The excuse is that the employees "felt swamped by the amount of work." Too bad. Join the world. Choose another option. Report the problem to the supervisor. Let the stuff pile up. Then the executives hauling in salaries in the upper six and seven digit range can hire a few more people. Good for the economy, too.

So I guess a lot of tax practitioners are going to be getting phone calls from at least some of the 80,000 taxpayers whose returnes disappeared. I really do hope they knew to send the returns by certified mail, return receipt requested, that they kept the return card from the postal service, and that they have a copy of their return.

Tuesday, March 22, 2005

Speaking of Gasoline 

On the heels of yesterday's post about gasoline prices and the environment comes news that the Senate has approved H.R. 1270, which extends the financing rate for the Leaking Underground Storage Tank Trust Fund from April 1, 2005 until October 1, 2005. The House had passed the measure by a 431 to 1 vote, and so now the bill goes to the White House for an expected signature.

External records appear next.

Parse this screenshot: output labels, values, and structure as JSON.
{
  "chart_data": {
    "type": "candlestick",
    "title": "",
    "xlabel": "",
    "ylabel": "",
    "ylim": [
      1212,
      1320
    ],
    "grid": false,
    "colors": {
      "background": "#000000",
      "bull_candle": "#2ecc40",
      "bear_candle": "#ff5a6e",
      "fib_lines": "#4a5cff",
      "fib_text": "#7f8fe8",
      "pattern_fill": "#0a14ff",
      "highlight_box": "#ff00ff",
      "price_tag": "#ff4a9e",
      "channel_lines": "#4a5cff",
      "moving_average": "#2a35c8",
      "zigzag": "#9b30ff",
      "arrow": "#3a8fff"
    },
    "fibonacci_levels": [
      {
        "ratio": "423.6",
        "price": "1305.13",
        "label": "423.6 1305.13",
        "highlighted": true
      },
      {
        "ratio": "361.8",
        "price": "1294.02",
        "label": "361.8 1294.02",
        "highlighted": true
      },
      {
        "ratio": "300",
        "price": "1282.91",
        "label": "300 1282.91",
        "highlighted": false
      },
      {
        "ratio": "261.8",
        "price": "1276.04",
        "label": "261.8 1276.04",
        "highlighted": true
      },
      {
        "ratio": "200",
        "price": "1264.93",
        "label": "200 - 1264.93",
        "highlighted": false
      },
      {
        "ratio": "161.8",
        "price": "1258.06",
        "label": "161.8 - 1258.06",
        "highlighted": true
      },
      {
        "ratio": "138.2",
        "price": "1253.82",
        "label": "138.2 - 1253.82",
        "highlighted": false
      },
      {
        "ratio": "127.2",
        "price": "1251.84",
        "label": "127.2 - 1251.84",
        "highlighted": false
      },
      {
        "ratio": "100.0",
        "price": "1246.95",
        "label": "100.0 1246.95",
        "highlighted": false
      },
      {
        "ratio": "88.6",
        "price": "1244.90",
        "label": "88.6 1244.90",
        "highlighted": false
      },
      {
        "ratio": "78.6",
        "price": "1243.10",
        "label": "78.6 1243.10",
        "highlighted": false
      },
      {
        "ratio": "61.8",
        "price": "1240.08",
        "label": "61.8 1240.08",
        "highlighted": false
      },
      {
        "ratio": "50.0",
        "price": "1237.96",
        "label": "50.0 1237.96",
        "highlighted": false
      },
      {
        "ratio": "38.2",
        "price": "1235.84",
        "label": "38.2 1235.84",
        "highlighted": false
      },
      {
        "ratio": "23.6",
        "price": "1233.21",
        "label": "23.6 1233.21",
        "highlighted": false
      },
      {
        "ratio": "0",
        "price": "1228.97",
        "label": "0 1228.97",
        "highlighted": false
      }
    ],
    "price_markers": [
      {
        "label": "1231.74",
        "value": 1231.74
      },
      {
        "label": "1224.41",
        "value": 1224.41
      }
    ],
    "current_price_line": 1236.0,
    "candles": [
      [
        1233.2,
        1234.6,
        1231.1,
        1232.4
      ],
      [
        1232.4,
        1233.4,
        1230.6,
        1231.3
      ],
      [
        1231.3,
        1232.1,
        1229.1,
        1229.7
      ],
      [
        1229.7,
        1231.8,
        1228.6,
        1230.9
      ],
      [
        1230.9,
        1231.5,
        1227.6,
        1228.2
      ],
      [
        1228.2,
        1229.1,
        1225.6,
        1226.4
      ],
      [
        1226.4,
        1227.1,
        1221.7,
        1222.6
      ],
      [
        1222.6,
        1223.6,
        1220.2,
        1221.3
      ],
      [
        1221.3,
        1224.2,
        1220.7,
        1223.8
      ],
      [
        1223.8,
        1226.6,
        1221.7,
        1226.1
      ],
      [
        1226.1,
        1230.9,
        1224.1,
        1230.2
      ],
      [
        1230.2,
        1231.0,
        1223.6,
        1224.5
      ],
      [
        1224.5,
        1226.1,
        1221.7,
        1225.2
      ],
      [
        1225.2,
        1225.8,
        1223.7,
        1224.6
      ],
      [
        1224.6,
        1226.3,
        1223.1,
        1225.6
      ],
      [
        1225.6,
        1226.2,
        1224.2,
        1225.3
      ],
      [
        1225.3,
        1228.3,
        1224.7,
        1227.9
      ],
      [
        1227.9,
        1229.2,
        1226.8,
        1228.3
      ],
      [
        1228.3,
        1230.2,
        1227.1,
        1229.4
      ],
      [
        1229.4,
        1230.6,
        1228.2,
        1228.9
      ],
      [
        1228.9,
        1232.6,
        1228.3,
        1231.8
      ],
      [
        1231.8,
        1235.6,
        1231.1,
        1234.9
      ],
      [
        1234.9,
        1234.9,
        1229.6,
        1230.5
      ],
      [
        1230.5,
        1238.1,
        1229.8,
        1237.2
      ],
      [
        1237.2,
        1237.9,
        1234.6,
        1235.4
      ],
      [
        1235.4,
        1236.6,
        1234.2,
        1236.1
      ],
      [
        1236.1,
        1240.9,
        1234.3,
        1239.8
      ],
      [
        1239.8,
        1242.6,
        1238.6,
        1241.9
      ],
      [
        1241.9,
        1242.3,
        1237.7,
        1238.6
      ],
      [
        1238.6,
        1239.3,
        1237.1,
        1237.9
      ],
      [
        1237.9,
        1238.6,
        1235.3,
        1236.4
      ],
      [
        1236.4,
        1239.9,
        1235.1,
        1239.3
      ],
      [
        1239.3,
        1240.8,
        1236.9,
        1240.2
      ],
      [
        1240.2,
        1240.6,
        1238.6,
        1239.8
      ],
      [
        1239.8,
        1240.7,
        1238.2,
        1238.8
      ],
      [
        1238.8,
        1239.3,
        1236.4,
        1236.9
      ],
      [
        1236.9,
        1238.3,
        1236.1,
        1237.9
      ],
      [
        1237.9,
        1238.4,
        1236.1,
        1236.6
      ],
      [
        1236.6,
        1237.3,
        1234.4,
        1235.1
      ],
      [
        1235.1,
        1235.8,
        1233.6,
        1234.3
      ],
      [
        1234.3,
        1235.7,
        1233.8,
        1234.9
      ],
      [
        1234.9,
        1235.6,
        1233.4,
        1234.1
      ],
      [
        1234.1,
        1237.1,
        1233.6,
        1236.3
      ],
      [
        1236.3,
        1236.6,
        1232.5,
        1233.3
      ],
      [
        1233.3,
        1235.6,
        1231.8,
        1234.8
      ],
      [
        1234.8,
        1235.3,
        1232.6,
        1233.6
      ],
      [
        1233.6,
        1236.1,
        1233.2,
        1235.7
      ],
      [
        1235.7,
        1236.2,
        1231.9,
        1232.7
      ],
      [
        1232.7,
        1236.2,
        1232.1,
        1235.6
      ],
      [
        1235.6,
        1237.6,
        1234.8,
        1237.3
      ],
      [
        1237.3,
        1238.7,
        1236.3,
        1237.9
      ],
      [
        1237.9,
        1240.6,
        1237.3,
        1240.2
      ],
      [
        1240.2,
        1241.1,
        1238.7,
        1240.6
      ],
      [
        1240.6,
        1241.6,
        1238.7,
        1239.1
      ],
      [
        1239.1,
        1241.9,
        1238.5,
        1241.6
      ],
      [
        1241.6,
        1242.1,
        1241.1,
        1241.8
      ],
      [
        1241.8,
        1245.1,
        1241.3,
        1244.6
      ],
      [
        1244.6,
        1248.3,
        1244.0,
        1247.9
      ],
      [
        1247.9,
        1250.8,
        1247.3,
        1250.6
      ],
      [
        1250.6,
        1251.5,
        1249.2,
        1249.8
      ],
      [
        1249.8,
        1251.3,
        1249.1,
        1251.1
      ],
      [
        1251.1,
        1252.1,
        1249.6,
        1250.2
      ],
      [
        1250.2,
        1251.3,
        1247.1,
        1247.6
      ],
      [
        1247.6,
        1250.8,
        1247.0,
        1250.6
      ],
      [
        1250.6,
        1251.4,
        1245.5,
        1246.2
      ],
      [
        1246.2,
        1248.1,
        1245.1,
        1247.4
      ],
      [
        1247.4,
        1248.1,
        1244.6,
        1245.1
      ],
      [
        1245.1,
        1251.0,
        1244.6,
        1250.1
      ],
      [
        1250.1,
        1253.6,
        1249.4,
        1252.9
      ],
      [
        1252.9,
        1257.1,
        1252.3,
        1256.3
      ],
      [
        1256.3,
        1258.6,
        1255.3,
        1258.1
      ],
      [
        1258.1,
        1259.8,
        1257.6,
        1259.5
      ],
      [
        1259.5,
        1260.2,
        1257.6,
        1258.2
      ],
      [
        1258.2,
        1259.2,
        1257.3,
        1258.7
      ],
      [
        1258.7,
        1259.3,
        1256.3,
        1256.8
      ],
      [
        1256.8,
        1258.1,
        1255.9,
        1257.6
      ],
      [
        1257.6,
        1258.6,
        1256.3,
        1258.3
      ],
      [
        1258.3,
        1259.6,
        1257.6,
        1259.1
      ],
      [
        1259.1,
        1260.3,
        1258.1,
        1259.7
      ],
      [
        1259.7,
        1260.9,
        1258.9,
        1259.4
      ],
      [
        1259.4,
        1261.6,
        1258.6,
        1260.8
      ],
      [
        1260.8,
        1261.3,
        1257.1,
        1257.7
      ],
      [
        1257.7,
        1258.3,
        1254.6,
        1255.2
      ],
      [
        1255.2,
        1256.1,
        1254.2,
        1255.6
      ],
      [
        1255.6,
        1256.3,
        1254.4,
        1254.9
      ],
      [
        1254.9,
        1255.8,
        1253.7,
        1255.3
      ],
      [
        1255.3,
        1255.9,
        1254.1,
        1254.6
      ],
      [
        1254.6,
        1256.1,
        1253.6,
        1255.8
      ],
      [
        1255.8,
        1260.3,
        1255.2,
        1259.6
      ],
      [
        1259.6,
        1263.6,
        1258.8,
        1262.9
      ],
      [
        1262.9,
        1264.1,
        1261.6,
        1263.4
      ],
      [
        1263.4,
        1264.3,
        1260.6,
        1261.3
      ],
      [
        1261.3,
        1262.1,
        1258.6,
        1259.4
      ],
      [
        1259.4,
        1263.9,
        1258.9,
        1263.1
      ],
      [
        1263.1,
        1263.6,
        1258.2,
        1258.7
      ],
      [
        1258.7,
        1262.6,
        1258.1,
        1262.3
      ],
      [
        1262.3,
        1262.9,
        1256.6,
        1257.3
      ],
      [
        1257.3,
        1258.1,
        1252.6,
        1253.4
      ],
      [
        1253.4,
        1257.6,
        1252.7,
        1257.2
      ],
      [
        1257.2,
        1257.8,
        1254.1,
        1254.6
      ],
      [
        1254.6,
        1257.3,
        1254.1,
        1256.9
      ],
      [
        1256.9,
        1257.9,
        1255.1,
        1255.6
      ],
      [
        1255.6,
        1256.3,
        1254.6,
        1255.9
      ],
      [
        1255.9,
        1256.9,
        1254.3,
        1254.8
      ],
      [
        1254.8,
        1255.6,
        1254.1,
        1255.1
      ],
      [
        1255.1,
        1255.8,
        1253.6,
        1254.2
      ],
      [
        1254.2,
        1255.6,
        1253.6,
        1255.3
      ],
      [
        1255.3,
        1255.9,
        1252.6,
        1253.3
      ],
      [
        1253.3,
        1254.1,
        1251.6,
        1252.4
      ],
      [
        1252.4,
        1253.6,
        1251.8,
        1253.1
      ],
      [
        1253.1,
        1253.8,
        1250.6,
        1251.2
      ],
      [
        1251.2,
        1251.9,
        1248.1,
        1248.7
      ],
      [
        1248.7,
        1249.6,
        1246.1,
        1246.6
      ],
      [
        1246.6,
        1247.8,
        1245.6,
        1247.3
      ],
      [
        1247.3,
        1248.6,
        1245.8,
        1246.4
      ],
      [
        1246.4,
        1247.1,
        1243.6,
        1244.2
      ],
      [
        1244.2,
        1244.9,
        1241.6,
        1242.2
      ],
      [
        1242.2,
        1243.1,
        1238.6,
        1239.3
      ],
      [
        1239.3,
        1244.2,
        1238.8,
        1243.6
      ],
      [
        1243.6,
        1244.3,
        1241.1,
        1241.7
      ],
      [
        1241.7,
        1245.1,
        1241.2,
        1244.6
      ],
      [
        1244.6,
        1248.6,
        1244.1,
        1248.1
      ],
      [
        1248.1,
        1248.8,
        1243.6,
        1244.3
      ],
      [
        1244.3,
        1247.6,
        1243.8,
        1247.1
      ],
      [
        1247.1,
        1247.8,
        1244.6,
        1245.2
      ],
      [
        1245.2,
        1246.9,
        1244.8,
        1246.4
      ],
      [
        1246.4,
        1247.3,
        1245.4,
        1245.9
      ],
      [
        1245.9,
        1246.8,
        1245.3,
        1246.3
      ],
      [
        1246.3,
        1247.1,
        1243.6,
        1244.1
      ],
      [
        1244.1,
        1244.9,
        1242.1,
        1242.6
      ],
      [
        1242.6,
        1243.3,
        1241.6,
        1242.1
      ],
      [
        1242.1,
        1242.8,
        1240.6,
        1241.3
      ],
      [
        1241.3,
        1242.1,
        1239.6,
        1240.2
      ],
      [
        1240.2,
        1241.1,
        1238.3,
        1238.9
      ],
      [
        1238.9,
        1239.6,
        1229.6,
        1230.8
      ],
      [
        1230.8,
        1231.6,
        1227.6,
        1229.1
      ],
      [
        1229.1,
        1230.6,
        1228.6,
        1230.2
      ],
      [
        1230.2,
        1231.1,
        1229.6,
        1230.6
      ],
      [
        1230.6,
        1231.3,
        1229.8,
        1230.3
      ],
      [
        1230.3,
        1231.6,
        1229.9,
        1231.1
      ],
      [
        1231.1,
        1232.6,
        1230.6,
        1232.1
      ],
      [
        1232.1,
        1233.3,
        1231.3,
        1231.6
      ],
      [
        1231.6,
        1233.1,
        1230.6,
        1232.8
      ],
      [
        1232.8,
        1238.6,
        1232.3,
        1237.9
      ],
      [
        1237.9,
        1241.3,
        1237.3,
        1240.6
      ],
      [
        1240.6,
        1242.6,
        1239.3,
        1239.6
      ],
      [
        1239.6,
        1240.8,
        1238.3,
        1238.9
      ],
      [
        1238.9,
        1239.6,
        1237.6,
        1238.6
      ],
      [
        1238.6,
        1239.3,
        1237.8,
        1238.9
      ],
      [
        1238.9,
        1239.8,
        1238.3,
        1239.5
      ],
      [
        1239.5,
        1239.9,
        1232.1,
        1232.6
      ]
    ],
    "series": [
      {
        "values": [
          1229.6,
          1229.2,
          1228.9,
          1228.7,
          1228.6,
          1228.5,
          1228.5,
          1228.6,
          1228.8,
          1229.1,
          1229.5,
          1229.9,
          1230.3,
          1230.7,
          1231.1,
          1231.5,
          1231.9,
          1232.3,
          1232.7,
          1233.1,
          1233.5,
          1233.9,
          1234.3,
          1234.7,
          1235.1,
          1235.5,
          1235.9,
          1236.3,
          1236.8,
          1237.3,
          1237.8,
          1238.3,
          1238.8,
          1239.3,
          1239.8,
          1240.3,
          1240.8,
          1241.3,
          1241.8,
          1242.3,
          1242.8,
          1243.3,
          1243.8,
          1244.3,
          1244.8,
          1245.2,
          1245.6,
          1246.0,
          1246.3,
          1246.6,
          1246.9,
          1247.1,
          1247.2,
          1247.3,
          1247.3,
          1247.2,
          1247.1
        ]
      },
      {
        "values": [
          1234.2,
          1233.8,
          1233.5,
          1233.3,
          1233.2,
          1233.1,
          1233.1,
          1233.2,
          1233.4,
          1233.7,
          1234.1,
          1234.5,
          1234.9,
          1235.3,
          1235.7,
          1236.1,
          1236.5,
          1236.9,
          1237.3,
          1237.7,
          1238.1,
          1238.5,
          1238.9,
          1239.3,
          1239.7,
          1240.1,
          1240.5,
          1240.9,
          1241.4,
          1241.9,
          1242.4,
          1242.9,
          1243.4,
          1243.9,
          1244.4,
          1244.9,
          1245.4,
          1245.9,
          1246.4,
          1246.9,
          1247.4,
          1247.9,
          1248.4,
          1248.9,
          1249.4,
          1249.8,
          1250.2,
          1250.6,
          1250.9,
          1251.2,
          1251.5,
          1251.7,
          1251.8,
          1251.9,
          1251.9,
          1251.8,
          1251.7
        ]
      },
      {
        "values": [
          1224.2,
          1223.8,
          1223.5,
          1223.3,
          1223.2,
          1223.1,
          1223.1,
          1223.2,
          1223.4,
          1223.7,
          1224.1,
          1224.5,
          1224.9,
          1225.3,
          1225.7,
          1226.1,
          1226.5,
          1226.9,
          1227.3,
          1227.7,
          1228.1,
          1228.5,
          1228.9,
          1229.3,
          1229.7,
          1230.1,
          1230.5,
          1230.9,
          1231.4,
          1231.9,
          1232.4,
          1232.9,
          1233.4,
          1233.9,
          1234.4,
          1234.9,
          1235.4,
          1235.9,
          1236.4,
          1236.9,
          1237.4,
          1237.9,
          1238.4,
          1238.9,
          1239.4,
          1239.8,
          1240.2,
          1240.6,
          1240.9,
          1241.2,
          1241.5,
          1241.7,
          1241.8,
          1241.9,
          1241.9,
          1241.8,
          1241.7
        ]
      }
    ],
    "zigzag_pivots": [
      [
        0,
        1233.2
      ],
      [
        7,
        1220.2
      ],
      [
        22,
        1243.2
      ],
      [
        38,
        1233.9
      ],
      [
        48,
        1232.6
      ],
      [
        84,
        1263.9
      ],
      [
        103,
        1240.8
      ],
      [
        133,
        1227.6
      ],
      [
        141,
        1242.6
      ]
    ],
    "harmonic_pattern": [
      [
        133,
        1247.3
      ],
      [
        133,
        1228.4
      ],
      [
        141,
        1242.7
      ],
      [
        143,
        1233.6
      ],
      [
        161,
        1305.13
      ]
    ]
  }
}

This fund assists states and the EPA pay the expenses of cleaning up environmental damage caused by underground oil and gasoline tanks that leak. A leak from an underground tank pollutes the groundwater, and sometimes the leaking product can travel miles underground. Messy stuff.

The fund is financed with a tax under section 4041(d). It's the Leaking Underground Storage Tank tax. And, as tax practitioners aren't ones to shy from acronyms, this one does take the prize. It's the LUST tax.

Explain that to your friends visiting from abroad.